Thursday, September 25, 2008

More thoughts on the bailout

I don't like the idea of a bailout, and I wonder if it is necessary, but I do know that the financial markets are under extreme stress. This chart of the TED spread (a measure of stress in interbank lending) makes the point—this is worse than the Crash of '87. Bad policies and short-sighted politicians got us into this mess, and there is no easy way out at this point, unfortunately. The wheels of commerce are still turning, as I've been pointing out, and loans are still being made, but a potentially large number of banks are at risk of failure. The problem is that they have more exposure to subprime real estate than they ever imagined. That's because the market is currently assuming that the extent of the housing market collapse will be far greater than even the most extreme, pessimistic assumptions that people used a few years ago.

I can't prove this, but people I trust tell me that subprime paper is currently priced to the assumption that nationwide housing prices will fall 40-50%, triggering massive defaults and losses to those holding subprime loan tranches that were once considered virtually bullet-proof. (Here's an analogy: you're a conservative investor that buys only AAA-rated corporate bonds from the country's premier corporations. One day you wake up to discover that virtually ever major corporation is expected to default on its obligations. You simply can't believe it, but you're wiped out.) So far prices have fallen by about 20% in major markets, according to the Case-Shiller indices, but the market is assuming we're less than halfway to the eventual bottom in housing prices. To be a willing seller of subprime-related paper today, you have to believe that prices will fall by more than 50% from their mid-2006 peak. I know some houses in the Inland Empire have already fallen by that much, but to think that this will be repeated everywhere around the country is pretty pessimistic to say the least, and would certainly prove catastrophic to just about everyone.

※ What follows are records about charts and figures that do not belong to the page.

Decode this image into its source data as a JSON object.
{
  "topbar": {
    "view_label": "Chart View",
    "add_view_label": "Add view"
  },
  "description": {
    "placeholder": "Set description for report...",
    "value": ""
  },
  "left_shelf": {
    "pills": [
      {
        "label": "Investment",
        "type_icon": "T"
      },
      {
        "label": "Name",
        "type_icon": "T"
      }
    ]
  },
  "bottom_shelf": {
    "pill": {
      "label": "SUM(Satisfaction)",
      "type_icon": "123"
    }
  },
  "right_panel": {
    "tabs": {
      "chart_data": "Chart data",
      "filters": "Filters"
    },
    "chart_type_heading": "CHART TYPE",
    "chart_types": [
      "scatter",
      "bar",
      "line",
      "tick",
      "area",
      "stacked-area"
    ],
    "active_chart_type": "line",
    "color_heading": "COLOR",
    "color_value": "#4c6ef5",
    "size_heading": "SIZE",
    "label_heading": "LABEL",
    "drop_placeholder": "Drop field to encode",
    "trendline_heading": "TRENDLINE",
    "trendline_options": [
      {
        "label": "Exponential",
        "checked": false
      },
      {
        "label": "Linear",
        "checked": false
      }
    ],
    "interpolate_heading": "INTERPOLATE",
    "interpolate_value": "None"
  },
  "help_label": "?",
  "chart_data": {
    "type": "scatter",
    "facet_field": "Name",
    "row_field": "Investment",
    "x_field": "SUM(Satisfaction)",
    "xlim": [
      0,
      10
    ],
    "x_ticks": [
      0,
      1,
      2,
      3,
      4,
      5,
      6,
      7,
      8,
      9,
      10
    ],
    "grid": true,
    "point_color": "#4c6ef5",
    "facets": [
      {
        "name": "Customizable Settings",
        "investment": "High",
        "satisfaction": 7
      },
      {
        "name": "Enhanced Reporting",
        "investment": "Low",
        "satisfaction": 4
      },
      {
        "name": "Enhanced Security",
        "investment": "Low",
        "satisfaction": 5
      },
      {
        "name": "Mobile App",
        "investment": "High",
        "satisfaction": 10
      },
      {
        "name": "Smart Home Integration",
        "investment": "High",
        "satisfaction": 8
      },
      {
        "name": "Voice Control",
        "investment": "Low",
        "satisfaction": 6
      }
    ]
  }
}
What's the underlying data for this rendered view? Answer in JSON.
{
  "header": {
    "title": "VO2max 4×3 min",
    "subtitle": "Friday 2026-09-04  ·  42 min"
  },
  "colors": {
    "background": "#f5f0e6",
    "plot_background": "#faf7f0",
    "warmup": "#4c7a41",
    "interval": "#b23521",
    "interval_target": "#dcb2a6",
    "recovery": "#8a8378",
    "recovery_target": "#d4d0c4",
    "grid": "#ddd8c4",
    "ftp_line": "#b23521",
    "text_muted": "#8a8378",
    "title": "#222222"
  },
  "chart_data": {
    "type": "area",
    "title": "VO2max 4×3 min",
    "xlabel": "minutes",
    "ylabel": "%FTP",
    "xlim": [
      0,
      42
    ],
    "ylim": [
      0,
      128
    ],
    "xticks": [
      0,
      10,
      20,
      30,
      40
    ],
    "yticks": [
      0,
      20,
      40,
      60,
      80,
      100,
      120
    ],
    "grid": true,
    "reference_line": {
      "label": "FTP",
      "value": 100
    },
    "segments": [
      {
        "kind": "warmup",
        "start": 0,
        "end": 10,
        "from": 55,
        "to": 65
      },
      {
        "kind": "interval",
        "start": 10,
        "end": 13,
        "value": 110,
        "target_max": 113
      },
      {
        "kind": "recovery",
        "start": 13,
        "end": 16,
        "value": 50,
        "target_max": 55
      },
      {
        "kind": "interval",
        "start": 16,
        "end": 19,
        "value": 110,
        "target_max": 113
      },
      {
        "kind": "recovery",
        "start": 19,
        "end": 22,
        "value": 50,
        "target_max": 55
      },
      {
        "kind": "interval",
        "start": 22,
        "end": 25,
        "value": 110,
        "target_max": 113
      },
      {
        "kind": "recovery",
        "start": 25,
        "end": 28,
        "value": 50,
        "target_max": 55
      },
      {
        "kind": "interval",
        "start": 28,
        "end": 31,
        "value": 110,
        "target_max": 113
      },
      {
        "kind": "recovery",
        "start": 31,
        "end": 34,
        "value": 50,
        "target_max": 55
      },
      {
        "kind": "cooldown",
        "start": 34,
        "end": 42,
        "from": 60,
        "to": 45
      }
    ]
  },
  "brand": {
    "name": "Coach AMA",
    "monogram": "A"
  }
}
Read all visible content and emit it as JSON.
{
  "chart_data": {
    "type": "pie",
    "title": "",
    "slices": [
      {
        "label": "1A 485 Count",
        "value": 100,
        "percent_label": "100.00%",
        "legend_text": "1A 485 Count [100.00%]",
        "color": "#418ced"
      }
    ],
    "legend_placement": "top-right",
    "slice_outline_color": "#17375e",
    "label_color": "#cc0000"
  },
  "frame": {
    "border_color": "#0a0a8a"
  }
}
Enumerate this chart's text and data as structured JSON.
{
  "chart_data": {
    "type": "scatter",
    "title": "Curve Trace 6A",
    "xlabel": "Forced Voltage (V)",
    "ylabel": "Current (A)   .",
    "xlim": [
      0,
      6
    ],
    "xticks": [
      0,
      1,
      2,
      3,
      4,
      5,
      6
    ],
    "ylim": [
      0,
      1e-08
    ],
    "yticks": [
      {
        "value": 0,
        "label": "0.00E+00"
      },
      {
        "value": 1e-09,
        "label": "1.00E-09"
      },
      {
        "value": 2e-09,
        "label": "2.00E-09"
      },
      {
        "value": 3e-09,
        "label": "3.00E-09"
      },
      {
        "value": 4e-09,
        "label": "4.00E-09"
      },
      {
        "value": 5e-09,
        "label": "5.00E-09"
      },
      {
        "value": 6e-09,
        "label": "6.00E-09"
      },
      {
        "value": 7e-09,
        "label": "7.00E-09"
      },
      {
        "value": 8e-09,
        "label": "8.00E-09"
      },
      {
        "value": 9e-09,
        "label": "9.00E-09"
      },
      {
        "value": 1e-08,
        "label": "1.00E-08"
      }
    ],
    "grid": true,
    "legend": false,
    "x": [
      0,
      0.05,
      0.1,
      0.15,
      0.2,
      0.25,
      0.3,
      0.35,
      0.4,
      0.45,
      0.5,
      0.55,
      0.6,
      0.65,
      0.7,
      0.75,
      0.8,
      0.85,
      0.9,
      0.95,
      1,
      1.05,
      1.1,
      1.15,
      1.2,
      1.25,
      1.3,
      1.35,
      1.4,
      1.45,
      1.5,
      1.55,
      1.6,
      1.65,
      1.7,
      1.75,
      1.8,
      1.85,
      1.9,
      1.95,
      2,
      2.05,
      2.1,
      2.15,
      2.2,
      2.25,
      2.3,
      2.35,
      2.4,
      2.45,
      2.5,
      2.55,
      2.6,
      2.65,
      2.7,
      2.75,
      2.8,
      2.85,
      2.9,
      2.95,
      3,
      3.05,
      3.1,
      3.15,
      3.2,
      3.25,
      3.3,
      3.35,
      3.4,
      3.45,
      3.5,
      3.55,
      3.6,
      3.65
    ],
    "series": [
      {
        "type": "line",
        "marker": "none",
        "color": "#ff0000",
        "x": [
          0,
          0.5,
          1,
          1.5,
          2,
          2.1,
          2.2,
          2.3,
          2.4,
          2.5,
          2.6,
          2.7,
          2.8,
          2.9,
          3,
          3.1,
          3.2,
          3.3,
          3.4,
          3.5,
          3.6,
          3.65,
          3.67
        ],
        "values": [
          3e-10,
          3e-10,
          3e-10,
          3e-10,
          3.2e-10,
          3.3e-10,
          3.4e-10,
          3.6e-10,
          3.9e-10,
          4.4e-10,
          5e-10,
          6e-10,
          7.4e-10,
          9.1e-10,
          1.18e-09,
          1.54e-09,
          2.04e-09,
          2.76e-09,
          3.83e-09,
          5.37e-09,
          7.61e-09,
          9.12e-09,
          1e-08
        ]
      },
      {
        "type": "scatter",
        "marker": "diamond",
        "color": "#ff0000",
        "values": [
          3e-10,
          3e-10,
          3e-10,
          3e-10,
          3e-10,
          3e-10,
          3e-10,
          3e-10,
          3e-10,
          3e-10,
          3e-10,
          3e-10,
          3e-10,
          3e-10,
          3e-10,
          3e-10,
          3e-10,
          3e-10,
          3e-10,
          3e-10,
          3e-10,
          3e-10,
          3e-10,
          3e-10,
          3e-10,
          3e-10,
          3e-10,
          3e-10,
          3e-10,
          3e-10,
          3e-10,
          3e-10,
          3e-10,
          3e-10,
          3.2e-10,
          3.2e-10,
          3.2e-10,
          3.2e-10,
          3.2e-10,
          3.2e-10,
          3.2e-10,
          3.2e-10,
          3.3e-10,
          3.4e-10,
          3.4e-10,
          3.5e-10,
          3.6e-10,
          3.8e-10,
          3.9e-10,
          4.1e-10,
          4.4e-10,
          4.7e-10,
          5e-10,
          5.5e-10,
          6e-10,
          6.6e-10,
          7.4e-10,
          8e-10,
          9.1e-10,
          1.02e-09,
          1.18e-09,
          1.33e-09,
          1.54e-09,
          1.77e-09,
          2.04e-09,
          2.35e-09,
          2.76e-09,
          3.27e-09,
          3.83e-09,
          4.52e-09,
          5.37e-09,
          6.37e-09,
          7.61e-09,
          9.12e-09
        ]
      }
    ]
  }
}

If the bailout can result in unburdening the banking system of some portion of these distressed securities, we will avert massive bank failures and restore badly-needed confidence. It is not unreasonable to think that the loans that Treasury ends up purchasing could prove to be quite profitable. They might not even have to spend $700 billion; just demonstrating that it is possible might be enough to attract bottom-feeders who would willing relieve the banks of these loans at higher prices.

4 comments:

d said...

i dont like the idea of a bailout either. look how high stocks jumped today because investors assumed a bailout would happen. i think there will be a lot of selling tomorrow since this bailout seems dismal. talk about walking on eggshells. . .

Scott Grannis said...

It's not clear yet that the bailout will happen, and even if it does, it might contain so much ugly stuff (e.g., equity warrants) that participation in the program might be very low.

Tom said...

Scott, when you say that "subprime paper is currently priced to the assumption that nationwide housing prices will fall 40-50%" you are implicitly assuming that the only thing determining value is a discount of cash flows.

This is clearly not correct. Valuation judgments are subjective and dependent on many things. Much of this paper was originally bought on leverage during a time when there was an maniacal demand for high yielding securities.

If funds and others are now deleveraging, there could be a significant reduction in the total dollar demand for these securities at what used to be normal prices. It doesn't necessarily follow that "the market" is forecasting those events.

JMHO.

Scott Grannis said...

The value of a security is always the discounted present value of its cash flows, but in order to get those flows for subprime mortgages, you need to make a series of assumptions. Taking the price of a security as the given, you can back into the assumptions that are being made about the cash flows. The major assumption which leads to the current price of these securities is the decline of housing prices. There is also an assumption about recovery values after foreclosure, which I think is 50%.